Kaspa where to (Part II)
4 min readNov 26, 2022
- Crypto winters are warm for projects with character.
- Last month Michal Sutton and I published the DAGKNIGHT protocol (DK), which to the best of our knowledge is the first POW consensus protocol that is responsive to the network’s actual (*adversarial) latency while being resilient to 49% byzantine attackers. DK is the culmination of nearly three years of research, a period in which we weren’t at all sure if the aforementioned property is at all possible to achieve.¹
- Some work still needs to be done before considering DK for Kaspa:
(i) Completing several missing details in the proof section.
(ii) Preparing the paper for peer-review (depends on conference target).
(iii) Devising efficient algorithms — the current pseudocode is highly inefficient, as it was optimized for ease of reasoning rather than real world implementation.
(iv) Adapting the consensus algorithm to meet additional requirements of an actual cryptocurrency, e.g., the need to regulate minting, control difficulty, and enforce pruning, all of which require a responsive synchronous protocol (rather than DK’s partially synchronous operation mode). - Similarly to GHOSTDAG, DK enables high bps (blocks per second), just with much faster confirmation times. Some research needs to be done in order to suggest the optimal bps — increasing the rate indefinitely doesn’t necessarily shorten confirmation times, as it increases the higher relative latency or DAG width. The increase is both due to more blocks created per second and due to these blocks’ headers being larger. Regarding the latter factor, one can envision a scenario where confirmation times improve by reducing the number of block references inside a block (either in consensus or as a default mining rule), but whether or not this is the case is pending further research.

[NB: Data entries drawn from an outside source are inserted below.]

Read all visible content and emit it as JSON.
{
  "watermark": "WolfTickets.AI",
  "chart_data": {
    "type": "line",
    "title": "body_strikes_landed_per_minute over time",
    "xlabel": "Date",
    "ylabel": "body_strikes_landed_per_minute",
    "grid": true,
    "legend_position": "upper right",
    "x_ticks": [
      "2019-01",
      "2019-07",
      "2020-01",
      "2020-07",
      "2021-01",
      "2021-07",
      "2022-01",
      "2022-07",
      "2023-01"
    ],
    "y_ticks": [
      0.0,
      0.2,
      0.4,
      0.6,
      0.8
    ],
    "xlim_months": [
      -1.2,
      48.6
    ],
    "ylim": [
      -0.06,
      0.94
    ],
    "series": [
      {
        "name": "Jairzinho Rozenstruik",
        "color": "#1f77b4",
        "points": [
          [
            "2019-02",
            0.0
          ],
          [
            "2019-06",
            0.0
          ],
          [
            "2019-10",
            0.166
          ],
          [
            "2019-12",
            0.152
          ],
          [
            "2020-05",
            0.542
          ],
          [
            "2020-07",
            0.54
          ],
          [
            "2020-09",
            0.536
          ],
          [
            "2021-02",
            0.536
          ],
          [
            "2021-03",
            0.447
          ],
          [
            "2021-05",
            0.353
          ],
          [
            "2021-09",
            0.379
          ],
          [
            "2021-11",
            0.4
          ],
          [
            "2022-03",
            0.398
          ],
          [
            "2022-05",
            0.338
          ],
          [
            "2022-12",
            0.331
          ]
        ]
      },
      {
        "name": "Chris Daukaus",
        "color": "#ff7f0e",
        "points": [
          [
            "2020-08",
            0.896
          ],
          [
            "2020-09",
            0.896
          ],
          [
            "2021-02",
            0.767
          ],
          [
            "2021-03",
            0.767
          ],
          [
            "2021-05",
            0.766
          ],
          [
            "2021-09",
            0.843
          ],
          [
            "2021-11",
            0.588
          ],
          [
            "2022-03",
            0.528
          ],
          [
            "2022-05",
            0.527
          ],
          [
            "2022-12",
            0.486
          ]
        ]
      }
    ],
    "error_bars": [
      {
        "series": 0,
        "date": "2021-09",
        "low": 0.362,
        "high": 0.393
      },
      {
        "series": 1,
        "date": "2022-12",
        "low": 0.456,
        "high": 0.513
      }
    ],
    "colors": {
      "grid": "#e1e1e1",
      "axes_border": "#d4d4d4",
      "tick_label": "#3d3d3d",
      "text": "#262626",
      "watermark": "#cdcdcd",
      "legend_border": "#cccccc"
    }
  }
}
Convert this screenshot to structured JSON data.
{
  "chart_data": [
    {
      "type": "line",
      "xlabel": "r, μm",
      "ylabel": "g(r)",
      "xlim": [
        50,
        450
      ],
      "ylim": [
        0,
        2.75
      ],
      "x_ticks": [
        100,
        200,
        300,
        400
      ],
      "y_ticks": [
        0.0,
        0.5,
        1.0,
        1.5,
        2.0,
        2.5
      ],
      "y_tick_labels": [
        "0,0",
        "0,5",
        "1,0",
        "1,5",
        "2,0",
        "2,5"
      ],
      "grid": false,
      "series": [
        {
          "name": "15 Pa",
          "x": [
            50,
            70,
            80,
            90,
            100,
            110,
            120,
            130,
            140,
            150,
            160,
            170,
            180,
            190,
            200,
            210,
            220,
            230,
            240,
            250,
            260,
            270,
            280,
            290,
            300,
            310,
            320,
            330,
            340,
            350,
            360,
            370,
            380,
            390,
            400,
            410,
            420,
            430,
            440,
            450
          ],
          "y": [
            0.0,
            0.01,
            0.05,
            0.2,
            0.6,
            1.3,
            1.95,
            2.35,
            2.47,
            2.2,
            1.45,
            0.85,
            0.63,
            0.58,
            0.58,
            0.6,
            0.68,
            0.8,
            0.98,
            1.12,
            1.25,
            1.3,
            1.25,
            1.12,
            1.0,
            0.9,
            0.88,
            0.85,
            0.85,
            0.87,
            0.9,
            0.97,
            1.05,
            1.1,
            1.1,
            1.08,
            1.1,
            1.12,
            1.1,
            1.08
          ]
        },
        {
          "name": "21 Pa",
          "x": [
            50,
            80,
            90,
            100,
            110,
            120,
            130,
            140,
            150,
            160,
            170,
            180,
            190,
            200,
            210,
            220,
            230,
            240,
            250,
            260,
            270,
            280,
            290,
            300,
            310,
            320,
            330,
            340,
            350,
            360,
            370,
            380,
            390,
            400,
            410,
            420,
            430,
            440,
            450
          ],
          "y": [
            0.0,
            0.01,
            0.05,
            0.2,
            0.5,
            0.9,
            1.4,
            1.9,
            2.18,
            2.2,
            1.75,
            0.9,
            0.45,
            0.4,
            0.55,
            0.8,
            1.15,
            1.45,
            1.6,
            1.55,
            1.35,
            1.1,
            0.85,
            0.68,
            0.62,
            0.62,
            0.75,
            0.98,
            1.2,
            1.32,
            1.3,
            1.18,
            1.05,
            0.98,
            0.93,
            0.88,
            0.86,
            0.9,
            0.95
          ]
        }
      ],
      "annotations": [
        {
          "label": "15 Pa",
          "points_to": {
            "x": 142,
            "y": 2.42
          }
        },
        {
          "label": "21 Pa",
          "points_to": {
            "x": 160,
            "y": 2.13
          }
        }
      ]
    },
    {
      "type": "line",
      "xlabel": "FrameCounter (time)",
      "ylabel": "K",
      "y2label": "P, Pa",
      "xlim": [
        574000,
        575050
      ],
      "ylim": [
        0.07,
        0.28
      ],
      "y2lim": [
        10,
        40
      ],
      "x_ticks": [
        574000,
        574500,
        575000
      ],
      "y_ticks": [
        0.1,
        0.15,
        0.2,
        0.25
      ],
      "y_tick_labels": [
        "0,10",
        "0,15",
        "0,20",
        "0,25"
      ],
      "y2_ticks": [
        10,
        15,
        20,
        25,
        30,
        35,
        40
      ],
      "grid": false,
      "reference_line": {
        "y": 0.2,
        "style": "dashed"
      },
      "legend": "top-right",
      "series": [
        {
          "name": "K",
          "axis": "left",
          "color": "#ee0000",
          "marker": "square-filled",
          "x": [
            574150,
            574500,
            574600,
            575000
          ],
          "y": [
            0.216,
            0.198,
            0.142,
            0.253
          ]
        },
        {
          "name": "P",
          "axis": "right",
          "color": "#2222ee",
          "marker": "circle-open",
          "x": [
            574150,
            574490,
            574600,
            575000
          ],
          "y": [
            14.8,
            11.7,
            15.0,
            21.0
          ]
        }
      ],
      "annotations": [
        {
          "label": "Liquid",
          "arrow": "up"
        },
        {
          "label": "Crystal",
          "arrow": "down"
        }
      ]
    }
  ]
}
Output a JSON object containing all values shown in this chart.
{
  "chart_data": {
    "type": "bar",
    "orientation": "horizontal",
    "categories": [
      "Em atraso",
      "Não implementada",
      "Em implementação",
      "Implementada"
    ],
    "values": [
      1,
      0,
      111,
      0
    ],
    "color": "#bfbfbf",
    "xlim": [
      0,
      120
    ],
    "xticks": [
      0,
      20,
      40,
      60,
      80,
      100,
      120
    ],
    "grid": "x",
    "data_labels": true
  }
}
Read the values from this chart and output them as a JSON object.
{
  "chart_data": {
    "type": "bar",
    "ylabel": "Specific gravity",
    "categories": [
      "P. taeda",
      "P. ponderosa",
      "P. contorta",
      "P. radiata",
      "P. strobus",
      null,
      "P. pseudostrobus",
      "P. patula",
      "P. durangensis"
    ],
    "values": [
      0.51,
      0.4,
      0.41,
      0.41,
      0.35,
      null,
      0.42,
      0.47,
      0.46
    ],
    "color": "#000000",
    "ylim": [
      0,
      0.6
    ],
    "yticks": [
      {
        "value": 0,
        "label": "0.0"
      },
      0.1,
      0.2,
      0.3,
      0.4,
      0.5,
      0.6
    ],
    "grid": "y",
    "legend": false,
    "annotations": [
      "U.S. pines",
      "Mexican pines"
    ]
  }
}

- DK enables additional features, on which more research is needed.
(i) One example that comes to mind is flexcaps, a proposal to allow miners to create blocks of different sizes and difficulties. While proposed originally for Bitcoin, at high block rates flexcaps require the DK consensus. To see the connection, observe that larger blocks → higher propagation delay of blocks → more blocks created in parallel → wider DAG; and the DK protocol uniquely does not need to bound in advance the width of the DAG, and can cope with it varying even across short timespans. One motivation for flexcap is to support, in times of peak demand, a higher throughput than that which the system can support on average. Indeed, large blocks consume both instantaneous load on the system (CPU, network congestion, etc.) and an accumulating load (larger UTXO → higher RAM and disk I/O for later block processing), which justifies a gap between the maximum limit on resource consumption and the average one.² This gap is enabled through flexcaps (or through the similar elastic block cap proposal).
(ii) Another potential feature is the stealth txns, a construction which utilizes the asynchrony caused by high bps to protect users from MEV (relevant when smart contracts will be developed). More generally, and still in the context of MEV, the fact that many miners can create a block in the “next round”, can be utilized to facilitate richer transaction fee mechanisms, in some resemblance to Flashbots’ recent SUAVE. - Similarly to the Rust upgrade, this consensus upgrade will require a new grant request from the community. A suggested scope and raise amount will follow. I hope miners and other Kaspa whales will find this initiative as desirable and long-term profitable as the previous grant. Our community is evergrowing in size and interests, and raising large funds in the future might become harder and harder, at which point we will need to find other structures to maintain development. Hopefully we haven’t reached yet the tipping point.
- Speaking of community size, a Discord moderator pressed a wrong button this week and accidentally kicked out all inactive users from the server, reducing Kaspa Discord community (~12k) by about 25%. The good news is that we learnt that ~9k members were apparently active in the last 30 days, which speaks volume of the quality of the community.
- In the spirit of thanksgiving, I am grateful to all 9k of you for turning Kaspa from a sound protocol to a sound money.
[1] More accurately, one of us was positive throughout that a possibility is within a hand’s reach, and the other was skeptic and believed an impossibility result was lurking in the dark. Interestingly, the roles reversed with respect to the question whether Kaspa can take off. We swore not to reveal the corresponding identities of the weak in faith, but the reader can be assured that between the two of us the truth always lies.
[2] In Bitcoin, where there’s no pruning of historical data, the gap is even larger, due to initial blockchain download that full nodes go through by default when onboarding.